Machine Learning for the Analysis of Physiotherapy Records
Principal Investigator Britt Elin Øiestad and Bjørnar Berg
Collaborators Margreth Grotle (Oslo metropolitan University), May Arna Risberg (Oslo University Hospital and Norwegian School of Sports Sciences), Karin Magnusson (Norwegian Institute of Public Health), Jon Fiva (Norwegian Buisness School), Marie Pedersen (Volvat NIMI), Thor-Einar Holmgaard (Norwegian Back Association)
External Funding Norwegian PhysioFund
There exist little data on the use of physiotherapy consultations in the private market. Patient consultations in the public health care are reported in health registries, including the services the public sector buys from the private sector. With no registry data on the use of private health care, we lack important information on the group of patients who seek private physiotherapy services with self-pay only. Consequently, we do not know patients’ needs with respect to physiotherapy services in Norway. In this innovative project, we aim to utilize machine learning to develop and test a framework for extracting and analyzing data from physiotherapy records in the private care and compare patient characteristics with public registry data to increase knowledge on patient populations.

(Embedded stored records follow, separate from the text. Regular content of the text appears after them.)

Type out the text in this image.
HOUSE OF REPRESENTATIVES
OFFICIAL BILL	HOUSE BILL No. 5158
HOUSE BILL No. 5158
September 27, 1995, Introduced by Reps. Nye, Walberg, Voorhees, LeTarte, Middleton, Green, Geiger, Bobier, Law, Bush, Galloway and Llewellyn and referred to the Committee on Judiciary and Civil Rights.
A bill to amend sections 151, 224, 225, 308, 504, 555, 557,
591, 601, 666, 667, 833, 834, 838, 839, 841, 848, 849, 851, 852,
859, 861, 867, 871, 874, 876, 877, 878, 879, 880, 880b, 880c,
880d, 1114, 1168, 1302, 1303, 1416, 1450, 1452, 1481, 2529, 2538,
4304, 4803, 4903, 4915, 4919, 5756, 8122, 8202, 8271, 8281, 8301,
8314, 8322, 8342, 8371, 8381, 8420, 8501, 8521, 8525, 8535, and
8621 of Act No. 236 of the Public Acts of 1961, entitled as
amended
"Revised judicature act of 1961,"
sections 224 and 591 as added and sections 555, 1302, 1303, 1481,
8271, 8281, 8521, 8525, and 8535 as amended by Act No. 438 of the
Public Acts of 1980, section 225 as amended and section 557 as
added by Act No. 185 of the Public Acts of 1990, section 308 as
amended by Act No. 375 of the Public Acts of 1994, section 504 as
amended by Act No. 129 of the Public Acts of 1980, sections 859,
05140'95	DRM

This project will have two objectives resulting in two scientific papers: 1) to develop a framework for extracting and organizing text from physiotherapy records in private physiotherapy service, convert it to data and describe the patients’ characteristics, and 2) to compare patients using a private physiotherapy service to patients from the same geographic area registered in health registries with respect to sex, age, diagnosis, comorbidities, educational level, and work status. We will apply AI and natural language processing (NPL) methods for the data management. Volvat Nimi will provide us with physiotherapy records from 14 private physiotherapists. We will include data on first consultations only. The project has 3 phases: First, we will prepare text files from journals, then apply NPL to structure and organize the data in an efficient way, and finally analyze the data with traditional statistical methods. The output of the project will be 2 scientific papers.